Noticing that he had an audience, he increased his volume. “JESUS is the real cure!” he said. “New Orleans is rife with sin and evil and the worship of false prophets, give your life to the LORD and he will give you his only begotten son!”
“Didn’t he already give his son, like two thousand years ago?” Zoë asked Gwen, whispering. “That kind of gift doesn’t get returned.”
Gwen sniffed. “That boy was doomed anyway. The crucifixion was a convenience at best. He was determined to be martyred, he wanted to go back to Heaven. He was pretty resentful at being an earthly being.” She glanced at Zoë sidelong in a very human way. “More so than most of you.”
“Really?” Zoë blinked in surprise. “He wanted to die?”
Gwen nodded, ignoring the man, who began waving his arms as he shouted, trying to get their attention back. “Of course. Dying in defense of what you believe in is the same as dying to save another—you die so something or someone can live on. Those are the noble reasons to die. If he hadn’t been martyred, Christianity might not have formed. Judas would have only been the first to lose faith in him.”
“This is fascinating.

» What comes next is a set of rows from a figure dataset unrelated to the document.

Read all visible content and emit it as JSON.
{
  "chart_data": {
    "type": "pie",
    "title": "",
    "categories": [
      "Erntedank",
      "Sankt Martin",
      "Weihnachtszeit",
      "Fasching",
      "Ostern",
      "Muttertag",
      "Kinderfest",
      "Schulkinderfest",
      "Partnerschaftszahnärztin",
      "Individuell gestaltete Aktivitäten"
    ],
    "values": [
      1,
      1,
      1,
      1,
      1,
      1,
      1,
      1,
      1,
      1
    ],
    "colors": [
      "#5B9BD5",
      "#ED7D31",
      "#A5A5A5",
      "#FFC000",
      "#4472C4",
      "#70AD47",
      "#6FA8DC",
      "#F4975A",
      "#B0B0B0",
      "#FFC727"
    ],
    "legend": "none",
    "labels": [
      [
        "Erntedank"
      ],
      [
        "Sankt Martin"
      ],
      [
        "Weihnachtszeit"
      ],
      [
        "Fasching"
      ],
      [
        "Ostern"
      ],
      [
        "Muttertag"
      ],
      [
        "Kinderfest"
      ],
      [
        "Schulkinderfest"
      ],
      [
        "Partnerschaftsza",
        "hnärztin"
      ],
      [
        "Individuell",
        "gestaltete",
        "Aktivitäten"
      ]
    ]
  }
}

So Christ had a death wish.”
The man overheard her and his eyes nearly bugged from his head. “Christ was the one and only messiah!” he screamed. “Christ will come again and lift up the belieeeeevers into the sky and leave the infidels behind! It will come any day now, repent now!”
“Come on,” Gwen said. “No one needs to write about this fool. We are wasting our time. The god he’s praying to went into retirement years ago.”